Contrary to popular opinion, especially among seniors, Social Security is not a retirement program. There is no fund into which people have been contributing their money. Instead, from the very beginning Social Security has been nothing more than a welfare program, one in which the federal government taxes younger people and gives the money to seniors.
The question, of course, is: Why? Why do we need this welfare-state program in America? Why not simply repeal it, now? Why not leave it to younger people to keep the money that is being taxed from them to give to seniors and let them take care of parents, grandparents, and others who need help?
After all, one benefit to abolishing Social Security would be that it would no longer be necessary to pay all those generous salaries to IRS and Social Security bureaucrats whose job it is to collect and redistribute the money, many of whom get $50,000-$100,000 annual salaries for performing this “service.” Those people could be laid off and sent into the private sector, where they would become productive members of society rather than people living off the monies that are being forcibly taken from productive members of society.
There is one big reason why proponents of Social Security oppose the repeal of this socialist program: They say that countless seniors would die in the street without their welfare dole.
And the reason that this would happen, they say, is that younger people would not step up to the plate to help their parents, grandparents, and other seniors who need assistance. If free to keep their own money and decide for themselves what to do with it, younger Americans, they say, would turn their backs on the parents, grandparents, and other seniors in need and simply let them die in the streets.

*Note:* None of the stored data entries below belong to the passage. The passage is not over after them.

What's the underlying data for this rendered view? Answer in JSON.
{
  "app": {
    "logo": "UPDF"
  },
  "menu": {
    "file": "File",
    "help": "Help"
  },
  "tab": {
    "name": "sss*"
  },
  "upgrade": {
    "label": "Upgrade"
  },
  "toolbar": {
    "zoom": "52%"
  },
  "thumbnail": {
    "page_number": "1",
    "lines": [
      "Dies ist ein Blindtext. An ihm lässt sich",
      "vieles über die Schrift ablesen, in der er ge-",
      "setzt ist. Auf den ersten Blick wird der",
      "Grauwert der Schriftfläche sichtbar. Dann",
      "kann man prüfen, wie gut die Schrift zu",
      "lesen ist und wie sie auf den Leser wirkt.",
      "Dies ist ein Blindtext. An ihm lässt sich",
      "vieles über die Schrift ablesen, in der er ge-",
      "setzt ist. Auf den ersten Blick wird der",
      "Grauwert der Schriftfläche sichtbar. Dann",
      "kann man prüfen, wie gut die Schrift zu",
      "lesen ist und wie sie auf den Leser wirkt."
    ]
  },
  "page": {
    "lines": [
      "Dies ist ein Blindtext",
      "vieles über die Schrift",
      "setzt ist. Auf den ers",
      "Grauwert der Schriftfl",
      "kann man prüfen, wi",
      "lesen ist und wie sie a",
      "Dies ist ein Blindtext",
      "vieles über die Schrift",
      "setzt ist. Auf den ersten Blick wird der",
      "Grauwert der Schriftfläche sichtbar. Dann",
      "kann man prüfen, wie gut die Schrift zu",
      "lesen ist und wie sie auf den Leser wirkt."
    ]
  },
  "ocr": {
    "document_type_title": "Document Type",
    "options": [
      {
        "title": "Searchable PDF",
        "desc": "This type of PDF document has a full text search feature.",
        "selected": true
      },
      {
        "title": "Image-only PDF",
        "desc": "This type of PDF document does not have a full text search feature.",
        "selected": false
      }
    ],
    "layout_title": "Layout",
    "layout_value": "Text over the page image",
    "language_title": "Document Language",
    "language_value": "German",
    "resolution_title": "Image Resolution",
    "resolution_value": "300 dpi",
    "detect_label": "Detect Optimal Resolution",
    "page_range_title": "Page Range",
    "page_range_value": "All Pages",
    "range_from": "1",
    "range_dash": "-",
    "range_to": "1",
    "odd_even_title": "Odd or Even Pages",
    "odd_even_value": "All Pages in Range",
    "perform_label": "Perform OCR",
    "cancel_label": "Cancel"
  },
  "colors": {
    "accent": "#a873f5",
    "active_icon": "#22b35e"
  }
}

That’s why, they say, that younger people must be forced to take care of seniors by having the money forcibly taken from them and given to seniors. If the good, caring, and well-paid bureaucrats at the IRS and the Social Administration were not providing this “service,” the argument goes, seniors would be dying in the streets.
That is one enormous insult. Why younger Americans put up with it is beyond me. My hunch is that since they have all been born and raised under this socialist program, their mindsets have been conditioned to believe what these people say about them — that they are indeed bad, uncaring people who cannot be trusted with freedom — and that if they were entrusted with that freedom and responsibility, they would end up turning their backs on their parents, grandparents, and others in need.
There is virtually no chance that seniors (except libertarian seniors) will ever be willing to support the repeal of Social Security. Once people go on the dole, it’s like a narcotic. They’re hooked. Once on a political narcotic, the recipient convinces himself that he could never survive without the dole.
But there is always the chance that younger people will join up with us libertarians to get this morally and economically destructive socialist program repealed, not reformed. For one thing, it is impossible to reconcile a system of mandatory charity with genuine freedom. A free society is one in which people are free to keep everything they earn and decide for themselves what to do with their own money.
It is also impossible to reconcile a system of mandatory charity with genuine charity. Genuine charity entails helping someone on a purely voluntary basis, not at the point of an IRS gun or the threat of an IRS audit.
What is ultimately needed to rid our society of this socialist program is a high sense of self-esteem on the part of younger people. They need to reject the gigantic insult hurled at them and demand the freedom and responsibility to decide for themselves what to do with their own money. We libertarians believe in them, but that obviously is not sufficient. Younger people need to capture a faith in themselves, in others, in freedom, and, if they choose, a faith in God rather than in the coercive apparatus of the government.